When I gave birth to my first child, she came over to my house and said as I was holding her granddaughter: "It's a shame it didn't work out betweeen my son and his ex-gilfriend, she was so wonderful."
She has publicly stated: "I prefer to be called the outlaw."
She says that people who use a computer for more than a couple of hours a day need psycological help, and that they are avoiding their family.
My husband came to my defense and said: "that's funny because Amy spends most of her time talking to her family and friends on it."

Now that I've given you a small taste of what I go through, I will state my wrong doing and the one time I stood up to her.

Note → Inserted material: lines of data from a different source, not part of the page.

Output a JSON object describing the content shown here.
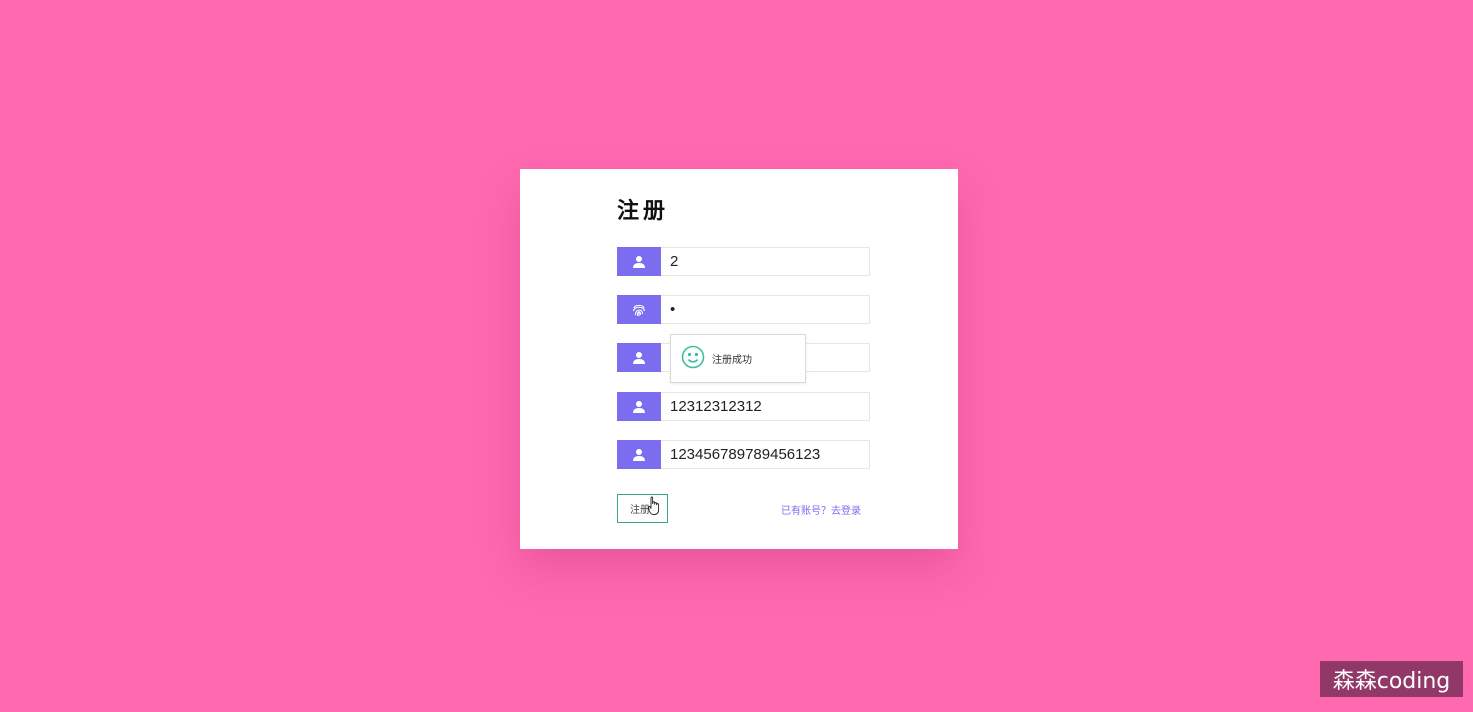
{
  "page": {
    "background_color": "#ff69b0",
    "accent_color": "#7b6cf0",
    "success_color": "#3dbf9a"
  },
  "form": {
    "title": "注册",
    "fields": [
      {
        "icon": "user-icon",
        "value": "2"
      },
      {
        "icon": "fingerprint-icon",
        "value": "•"
      },
      {
        "icon": "user-icon",
        "value": ""
      },
      {
        "icon": "user-icon",
        "value": "12312312312"
      },
      {
        "icon": "user-icon",
        "value": "123456789789456123"
      }
    ],
    "submit_label": "注册",
    "login_link": "已有账号？去登录"
  },
  "toast": {
    "icon": "smile-icon",
    "message": "注册成功"
  },
  "watermark": {
    "text": "森森coding"
  }
}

When our problems began, which was when my husband undewent his surgery, I asked her to please "let's work this out." She refused, and that is when I said to her: "Look, no matter what I do or say, I will never be good enough for your son, and the same goes for your other daughter in laws."

While I admit I probably shouldn't have said this, now it's so bad that I completely ignore her when she's around because I feel I won't ever have the chance to be friends with her again. (She has openly talked about past friends she has had and has said if she is crossed by anyone, the friendship is over. She has gotten angry with me when I say positive things about people she dosen't like. And believe me, I do not say nice things about people to upset her, I just happen to see good things in people.

The last time she was in town staying with us, she got angry with me, and left for her sister's house. Another daughter in law told me she talked very poorly about me while she was there. Then she came back to my house and was calling me: "honey", after she got into an argument with her sister, and at that point, her sister was the "bitch."

How do I act around her? I overheard her telliing my father in law: "she's giving us the silent treatment." I'm so afraid to be around her because no matter what I do, it's probably the wrong thing. The part that hurts the most, is that I am a very sensitive person and I cry many tears wishing she would be nice to me and just accept me. I feel bad for my husband because I see that this hurts him too. Any suggestions?

Thanks great granny for taking the time to read this!
Yours truly,

Dear friend

Your letter is your catharsis. It is well written and expresses a great deal. Only suggestion I could possibly give is to stay as far as possible from your mother in law for as long as it takes for her to get over the trauma of her son's operation.

She is not herself. Wait it out. She might get back to normal. All we can do is hope.